Electric Field due to dipole - solution check

[Ivan Hu]

Homework Statement

Hi guys, my exam is in four days and my tutor for the electromagnetic module is neither very active nor very competent, so I would like you guys to check my solution for this question. I am afraid I might have messed up some signs or some linear algebra.

Homework Equations

All included in the solution.

The Attempt at a Solution

Thank you very much!

 

[kuruman]

Hi Ivan Hu and welcome to PF.

You should not double the potential energy $U=-\vec p\cdot \vec E~$ for the following reason: It costs no energy to bring in the first dipole from infinity because there is no electric field to begin with. When you bring in the second dipole, the work that you do to assemble the system is equal to the change in potential energy of the system from the initial value of zero to the final value $-\vec p\cdot \vec E$.

 

[Ivan Hu]

Thanks you kuruman for your answer. That makes sense. Is that the only mistake that you’ve picked up?

 

[kuruman]

Thanks you kuruman for your answer. That makes sense. Is that the only mistake that you’ve picked up?

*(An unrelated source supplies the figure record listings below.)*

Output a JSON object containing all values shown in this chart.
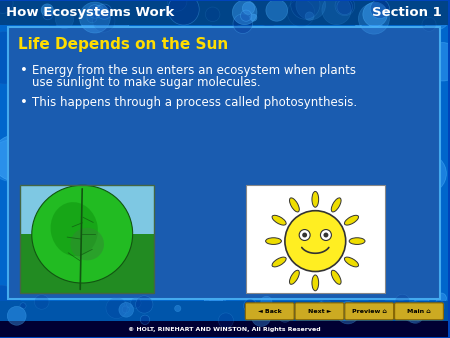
{
  "header_text_left": "How Ecosystems Work",
  "header_text_right": "Section 1",
  "header_text_color": "#ffffff",
  "header_font_size": 9.5,
  "header_bg_color": "#0055aa",
  "main_bg_color": "#1a5cb0",
  "outer_bg_color": "#0044bb",
  "title_text": "Life Depends on the Sun",
  "title_color": "#ffdd00",
  "title_font_size": 11,
  "bullet1_line1": "Energy from the sun enters an ecosystem when plants",
  "bullet1_line2": "use sunlight to make sugar molecules.",
  "bullet2": "This happens through a process called photosynthesis.",
  "bullet_color": "#ffffff",
  "bullet_font_size": 8.5,
  "footer_text": "© HOLT, RINEHART AND WINSTON, All Rights Reserved",
  "footer_color": "#ffffff",
  "footer_bg": "#000033",
  "nav_buttons": [
    "◄ Back",
    "Next ►",
    "Preview ⌂",
    "Main ⌂"
  ],
  "nav_button_color": "#ccaa22",
  "inner_panel_color": "#1a6ec0",
  "inner_panel_border": "#44aaee",
  "bubble_color": "#2288cc",
  "bubble_edge": "#33aadd"
}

Yes. I did not plug in the numbers. I assume you can double check these on your own.

 

[Matthew Strasiotto]

Hi Kuruman,
Thank you for answering Ivan's question!
I'm actually working on the same past paper (Well, a previous one, with identical parameters) and we've produced quite different results that I'd like to verify.
My answer for $\vec p \cdot \vec r$ was 0, given the two vectors are perpendicular, which produced a bit fat 0 for V, which basically propagated throughout the next few questions.
I can see that Ivan's done some stuff, and it looks like good math to me, but I don't know why my working would be wrong.

 

[Ivan Hu]

My answer for →p⋅→rp→⋅r→ \vec p \cdot \vec r was 0

That's because the dot product is not zero. You can see from my working that the r vector has an x and y component (the variables x and y respectively). The p vector has no x component but a y component of 6.2⋅10^-31.

 

[kuruman]

I can see that Ivan's done some stuff, and it looks like good math to me, but I don't know why my working would be wrong.

Please examine Ivan's working carefully. The y-component of the electric field $\vec E$ at the location of the dipole is the negative derivative of the electric potential $V$ with respect to $y$. Your mistake is that you found the value of $V$ at a specific point, so naturally when you tried to take the derivative to find the electric field, you got zero. No surprise there because the derivative of a constant is always zero. To handle this, first you need to find a general expression for $V$, then take the derivative to find a general expression for the electric field with $y$ as a variable and finally evaluate that expression at $y=0$. That was Ivan's approach.

 

[Matthew Strasiotto]

Please examine Ivan's working carefully. Your mistake is that you found the value of $V$ at a specific point, so naturally when you tried to take the derivative to find the electric field, you got zero. To handle this, first you need to find a general expression for $V$, then take the derivative to find a general expression for the electric field with $y$ as a variable and finally evaluate that expression at $y=0$.

Ivans approach makes plenty of sense - I tried to cut corners and got my comeuppance :D
Thank you for your rigorous breakdown - I believe I have it now.